Around 11 a.m. on Dec. 23rd, LG&E and KU’s gas units began generating less electricity, said Simon Mahan, Southern Renewable Energy Association executive director, who analyzed data LG&E provides to the U.S. Energy Information Administration.
Across the Southeast, power stations faced similar supply problems. Mahan said natural gas equipment froze and compression stations failed making it more difficult to move the gas across the region.
LG&E made up for the difference by purchasing additional power from regional transmission organizations including Midcontinent Independent System Operator (MISO) and PJM Interconnection. These grid operators help to coordinate, control and monitor electrical power across broad regions of the U.S.
“Without those connections it would have been much worse for Kentuckians and LG&E/KU customers,” Mahan said.
LG&E said the majority of those market purchases won’t be passed on to customers.
‘Caught with your pants down’
LG&E and KU was one of several utilities in the region that significantly underestimated the amount of power they’d need for the winter storm, said Mahan with the Southern Renewable Energy Association.
Peak demand on the 23rd was around 16% higher than LG&E/KU had forecasted, according to hourly data from the U.S. Energy Information Administration. The chart reflects LG&E's demand as well as some smaller municipal utilities, but Mahan said it would not be enough to account for the discrepancy in forecasting.
When a power company underestimates demand, they’re unable to ramp up the coal and natural gas generating units fast enough to meet it.

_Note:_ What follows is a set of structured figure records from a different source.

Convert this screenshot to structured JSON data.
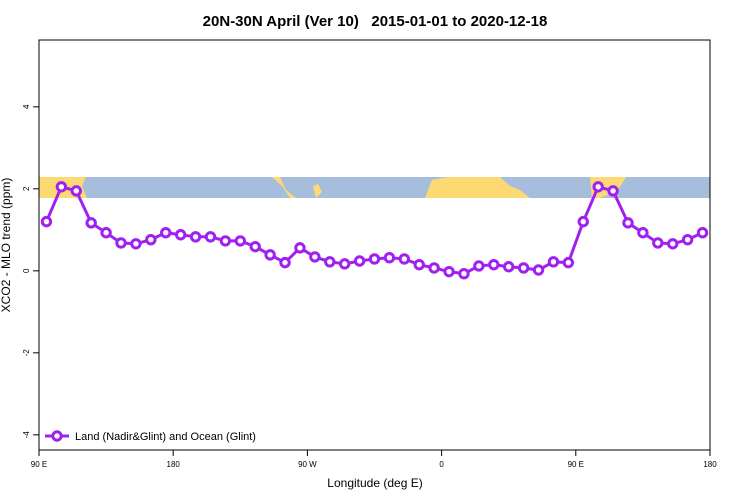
{
  "chart_data": {
    "type": "line",
    "title": "20N-30N April (Ver 10)   2015-01-01 to 2020-12-18",
    "xlabel": "Longitude (deg E)",
    "ylabel": "XCO2 - MLO trend (ppm)",
    "x": [
      95,
      105,
      115,
      125,
      135,
      145,
      155,
      165,
      175,
      185,
      195,
      205,
      215,
      225,
      235,
      245,
      255,
      265,
      275,
      285,
      295,
      305,
      315,
      325,
      335,
      345,
      355,
      365,
      375,
      385,
      395,
      405,
      415,
      425,
      435,
      445,
      455,
      465,
      475,
      485,
      495,
      505,
      515,
      525,
      535
    ],
    "series": [
      {
        "name": "Land (Nadir&Glint) and Ocean (Glint)",
        "color": "#a020f0",
        "values": [
          1.2,
          2.05,
          1.95,
          1.17,
          0.93,
          0.68,
          0.66,
          0.76,
          0.93,
          0.88,
          0.83,
          0.83,
          0.73,
          0.73,
          0.59,
          0.39,
          0.2,
          0.56,
          0.34,
          0.22,
          0.17,
          0.24,
          0.29,
          0.32,
          0.29,
          0.15,
          0.07,
          -0.02,
          -0.07,
          0.12,
          0.15,
          0.1,
          0.07,
          0.02,
          0.22,
          0.2,
          1.2,
          2.05,
          1.95,
          1.17,
          0.93,
          0.68,
          0.66,
          0.76,
          0.93
        ]
      }
    ],
    "xlim": [
      90,
      540
    ],
    "xticks": [
      {
        "value": 90,
        "label": "90 E"
      },
      {
        "value": 180,
        "label": "180"
      },
      {
        "value": 270,
        "label": "90 W"
      },
      {
        "value": 360,
        "label": "0"
      },
      {
        "value": 450,
        "label": "90 E"
      },
      {
        "value": 540,
        "label": "180"
      }
    ],
    "ylim": [
      -4.37,
      5.63
    ],
    "yticks": [
      -4,
      -2,
      0,
      2,
      4
    ],
    "legend": "bottom-left"
  }
}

“You basically get caught with your pants down because you weren’t able to make that demand forecast accurate enough,” Mahan said. “They were off by 1.2 gigawatts. That's a lot. That’s a lot for that small of a region.”

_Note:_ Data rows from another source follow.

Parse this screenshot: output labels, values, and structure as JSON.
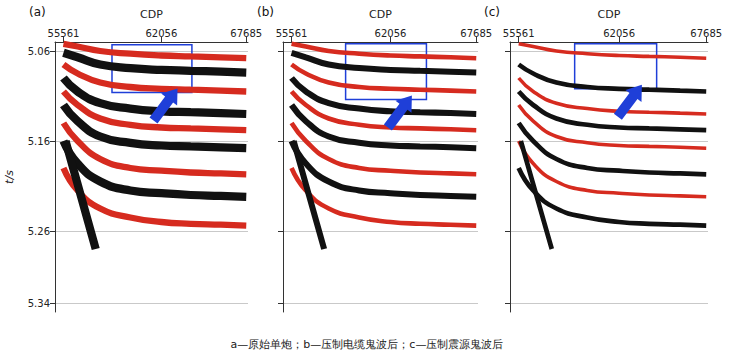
{
  "caption": "a—原始单炮；b—压制电缆鬼波后；c—压制震源鬼波后",
  "chart_data": [
    {
      "type": "line",
      "title": "(a)",
      "x_label": "CDP",
      "y_label": "t/s",
      "xlim": [
        55000,
        67800
      ],
      "xticks": [
        55561,
        62056,
        67685
      ],
      "ylim": [
        5.05,
        5.35
      ],
      "yticks": [
        5.06,
        5.16,
        5.26,
        5.34
      ],
      "grid": true,
      "highlight_box": {
        "x": [
          58780,
          64080
        ],
        "y": [
          5.053,
          5.106
        ],
        "color": "#1f3fd8"
      },
      "series": [
        {
          "color": "#d62b1f",
          "x": [
            55561,
            56500,
            58000,
            60000,
            62056,
            64000,
            66000,
            67685
          ],
          "values": [
            5.052,
            5.055,
            5.06,
            5.063,
            5.065,
            5.066,
            5.067,
            5.068
          ]
        },
        {
          "color": "#111111",
          "x": [
            55561,
            56500,
            58000,
            60000,
            62056,
            64000,
            66000,
            67685
          ],
          "values": [
            5.062,
            5.067,
            5.075,
            5.079,
            5.081,
            5.082,
            5.083,
            5.084
          ]
        },
        {
          "color": "#d62b1f",
          "x": [
            55561,
            56500,
            58000,
            60000,
            62056,
            64000,
            66000,
            67685
          ],
          "values": [
            5.075,
            5.085,
            5.095,
            5.1,
            5.102,
            5.103,
            5.104,
            5.105
          ]
        },
        {
          "color": "#111111",
          "x": [
            55561,
            56500,
            58000,
            60000,
            62056,
            64000,
            66000,
            67685
          ],
          "values": [
            5.09,
            5.105,
            5.118,
            5.124,
            5.127,
            5.128,
            5.129,
            5.13
          ]
        },
        {
          "color": "#d62b1f",
          "x": [
            55561,
            56500,
            58000,
            60000,
            62056,
            64000,
            66000,
            67685
          ],
          "values": [
            5.105,
            5.12,
            5.135,
            5.142,
            5.145,
            5.146,
            5.147,
            5.148
          ]
        },
        {
          "color": "#111111",
          "x": [
            55561,
            56500,
            58000,
            60000,
            62056,
            64000,
            66000,
            67685
          ],
          "values": [
            5.12,
            5.138,
            5.155,
            5.162,
            5.165,
            5.166,
            5.167,
            5.168
          ]
        },
        {
          "color": "#d62b1f",
          "x": [
            55561,
            56500,
            58000,
            60000,
            62056,
            64000,
            66000,
            67685
          ],
          "values": [
            5.14,
            5.16,
            5.18,
            5.19,
            5.193,
            5.195,
            5.196,
            5.197
          ]
        },
        {
          "color": "#111111",
          "x": [
            55561,
            56500,
            58000,
            60000,
            62056,
            64000,
            66000,
            67685
          ],
          "values": [
            5.16,
            5.185,
            5.205,
            5.215,
            5.218,
            5.22,
            5.221,
            5.222
          ]
        },
        {
          "color": "#d62b1f",
          "x": [
            55561,
            56500,
            58000,
            60000,
            62056,
            64000,
            66000,
            67685
          ],
          "values": [
            5.19,
            5.215,
            5.235,
            5.245,
            5.25,
            5.252,
            5.253,
            5.254
          ]
        },
        {
          "color": "#111111",
          "x": [
            55700,
            56200,
            56700,
            57200,
            57700
          ],
          "values": [
            5.16,
            5.19,
            5.22,
            5.25,
            5.28
          ]
        }
      ]
    },
    {
      "type": "line",
      "title": "(b)",
      "x_label": "CDP",
      "xlim": [
        55000,
        67800
      ],
      "xticks": [
        55561,
        62056,
        67685
      ],
      "ylim": [
        5.05,
        5.35
      ],
      "yticks": [
        5.06,
        5.16,
        5.26,
        5.34
      ],
      "grid": true,
      "tick_labels": "x",
      "highlight_box": {
        "x": [
          59110,
          64415
        ],
        "y": [
          5.052,
          5.114
        ],
        "color": "#1f3fd8"
      },
      "series": [
        {
          "color": "#d62b1f",
          "x": [
            55561,
            56500,
            58000,
            60000,
            62056,
            64000,
            66000,
            67685
          ],
          "values": [
            5.052,
            5.055,
            5.06,
            5.063,
            5.065,
            5.066,
            5.067,
            5.068
          ]
        },
        {
          "color": "#111111",
          "x": [
            55561,
            56500,
            58000,
            60000,
            62056,
            64000,
            66000,
            67685
          ],
          "values": [
            5.062,
            5.067,
            5.075,
            5.079,
            5.081,
            5.082,
            5.083,
            5.084
          ]
        },
        {
          "color": "#d62b1f",
          "x": [
            55561,
            56500,
            58000,
            60000,
            62056,
            64000,
            66000,
            67685
          ],
          "values": [
            5.075,
            5.085,
            5.095,
            5.1,
            5.102,
            5.103,
            5.104,
            5.105
          ]
        },
        {
          "color": "#111111",
          "x": [
            55561,
            56500,
            58000,
            60000,
            62056,
            64000,
            66000,
            67685
          ],
          "values": [
            5.09,
            5.105,
            5.118,
            5.124,
            5.127,
            5.128,
            5.129,
            5.13
          ]
        },
        {
          "color": "#d62b1f",
          "x": [
            55561,
            56500,
            58000,
            60000,
            62056,
            64000,
            66000,
            67685
          ],
          "values": [
            5.105,
            5.12,
            5.135,
            5.142,
            5.145,
            5.146,
            5.147,
            5.148
          ]
        },
        {
          "color": "#111111",
          "x": [
            55561,
            56500,
            58000,
            60000,
            62056,
            64000,
            66000,
            67685
          ],
          "values": [
            5.12,
            5.138,
            5.155,
            5.162,
            5.165,
            5.166,
            5.167,
            5.168
          ]
        },
        {
          "color": "#d62b1f",
          "x": [
            55561,
            56500,
            58000,
            60000,
            62056,
            64000,
            66000,
            67685
          ],
          "values": [
            5.14,
            5.16,
            5.18,
            5.19,
            5.193,
            5.195,
            5.196,
            5.197
          ]
        },
        {
          "color": "#111111",
          "x": [
            55561,
            56500,
            58000,
            60000,
            62056,
            64000,
            66000,
            67685
          ],
          "values": [
            5.16,
            5.185,
            5.205,
            5.215,
            5.218,
            5.22,
            5.221,
            5.222
          ]
        },
        {
          "color": "#d62b1f",
          "x": [
            55561,
            56500,
            58000,
            60000,
            62056,
            64000,
            66000,
            67685
          ],
          "values": [
            5.19,
            5.215,
            5.235,
            5.245,
            5.25,
            5.252,
            5.253,
            5.254
          ]
        },
        {
          "color": "#111111",
          "x": [
            55700,
            56200,
            56700,
            57200,
            57700
          ],
          "values": [
            5.16,
            5.19,
            5.22,
            5.25,
            5.28
          ]
        }
      ]
    },
    {
      "type": "line",
      "title": "(c)",
      "x_label": "CDP",
      "xlim": [
        55000,
        67800
      ],
      "xticks": [
        55561,
        62056,
        67685
      ],
      "ylim": [
        5.05,
        5.35
      ],
      "yticks": [
        5.06,
        5.16,
        5.26,
        5.34
      ],
      "grid": true,
      "tick_labels": "x",
      "highlight_box": {
        "x": [
          59180,
          64480
        ],
        "y": [
          5.052,
          5.102
        ],
        "color": "#1f3fd8"
      },
      "series": [
        {
          "color": "#d62b1f",
          "x": [
            55561,
            56500,
            58000,
            60000,
            62056,
            64000,
            66000,
            67685
          ],
          "values": [
            5.052,
            5.055,
            5.06,
            5.063,
            5.065,
            5.066,
            5.067,
            5.068
          ]
        },
        {
          "color": "#111111",
          "x": [
            55561,
            56500,
            58000,
            60000,
            62056,
            64000,
            66000,
            67685
          ],
          "values": [
            5.075,
            5.085,
            5.095,
            5.1,
            5.102,
            5.103,
            5.104,
            5.105
          ]
        },
        {
          "color": "#d62b1f",
          "x": [
            55561,
            56500,
            58000,
            60000,
            62056,
            64000,
            66000,
            67685
          ],
          "values": [
            5.09,
            5.105,
            5.118,
            5.124,
            5.127,
            5.128,
            5.129,
            5.13
          ]
        },
        {
          "color": "#111111",
          "x": [
            55561,
            56500,
            58000,
            60000,
            62056,
            64000,
            66000,
            67685
          ],
          "values": [
            5.105,
            5.12,
            5.135,
            5.142,
            5.145,
            5.146,
            5.147,
            5.148
          ]
        },
        {
          "color": "#d62b1f",
          "x": [
            55561,
            56500,
            58000,
            60000,
            62056,
            64000,
            66000,
            67685
          ],
          "values": [
            5.12,
            5.138,
            5.155,
            5.162,
            5.165,
            5.166,
            5.167,
            5.168
          ]
        },
        {
          "color": "#111111",
          "x": [
            55561,
            56500,
            58000,
            60000,
            62056,
            64000,
            66000,
            67685
          ],
          "values": [
            5.14,
            5.16,
            5.18,
            5.19,
            5.193,
            5.195,
            5.196,
            5.197
          ]
        },
        {
          "color": "#d62b1f",
          "x": [
            55561,
            56500,
            58000,
            60000,
            62056,
            64000,
            66000,
            67685
          ],
          "values": [
            5.16,
            5.185,
            5.205,
            5.215,
            5.218,
            5.22,
            5.221,
            5.222
          ]
        },
        {
          "color": "#111111",
          "x": [
            55561,
            56500,
            58000,
            60000,
            62056,
            64000,
            66000,
            67685
          ],
          "values": [
            5.19,
            5.215,
            5.235,
            5.245,
            5.25,
            5.252,
            5.253,
            5.254
          ]
        },
        {
          "color": "#111111",
          "x": [
            55700,
            56200,
            56700,
            57200,
            57700
          ],
          "values": [
            5.16,
            5.19,
            5.22,
            5.25,
            5.28
          ]
        }
      ]
    }
  ]
}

One gigawatt is equal to 1,000 megawatts. That’s enough power to illuminate 100 million LED light bulbs.
In response, Collins with LG&E said the utility had the necessary generation resources and had purchased the fuel necessary to meet demand, but regional circumstances limited their ability to meet customer demand.

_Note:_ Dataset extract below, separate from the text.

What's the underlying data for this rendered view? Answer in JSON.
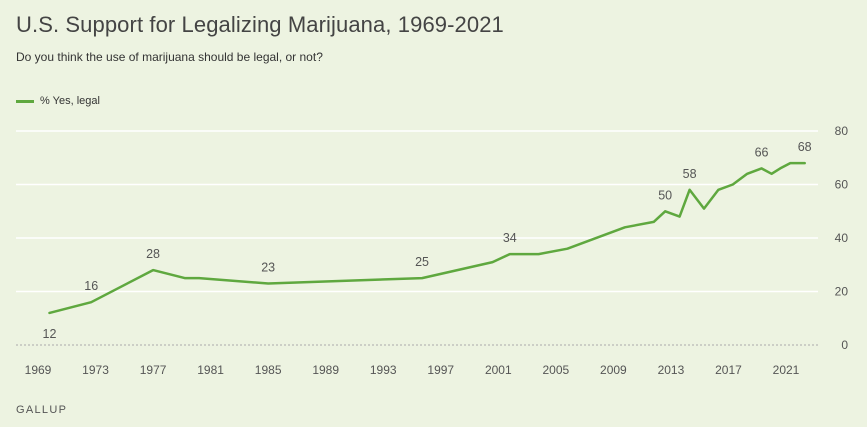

“As part of our overall resource planning, we anticipate the range of customer demand expected and, knowing any number of factors could impact demand, we maintain a reserve margin – which is essentially extra generation capacity – on hand to serve customers in the event the load is higher than forecast or if certain generation is not available,” she said.
Renewables to the rescue
The regional transmission organizations PJM and MISO both rely on more renewable energy than LG&E and KU. MISO in particular had significant amounts of wind power online and was able to help supply electricity to the Southeast, Mahan said.
Winter storm Elliott and winter storm Uri, which hit Texas in 2021, have demonstrated that renewables including solar and wind improve the reliability of the power grid, Mahan said.
“Having a diversified portfolio is the best way to defend against these extreme weather events,” Mahan said. “We saw MISO did not have rolling blackouts, PJM didn’t have rolling blackouts, and without those markets nearby, things would have been a whole lot worse for Kentucky.”
LG&E and KU are currently seeking approval from utility regulators to build two new natural gas plants and a smaller amount of solar energy and storage.
The Federal Energy Regulatory Commission and the North American Electric Reliability Corporation are now investigating how the cold weather contributed to power outages for millions across the country.
“This storm underscores the increasing frequency of significant extreme weather events (the fifth major winter event in the last 11 years) and underscores the need for the electric sector to change its planning scenarios and preparations for extreme events,” NERC President and CEO Jim Robb said in a press release.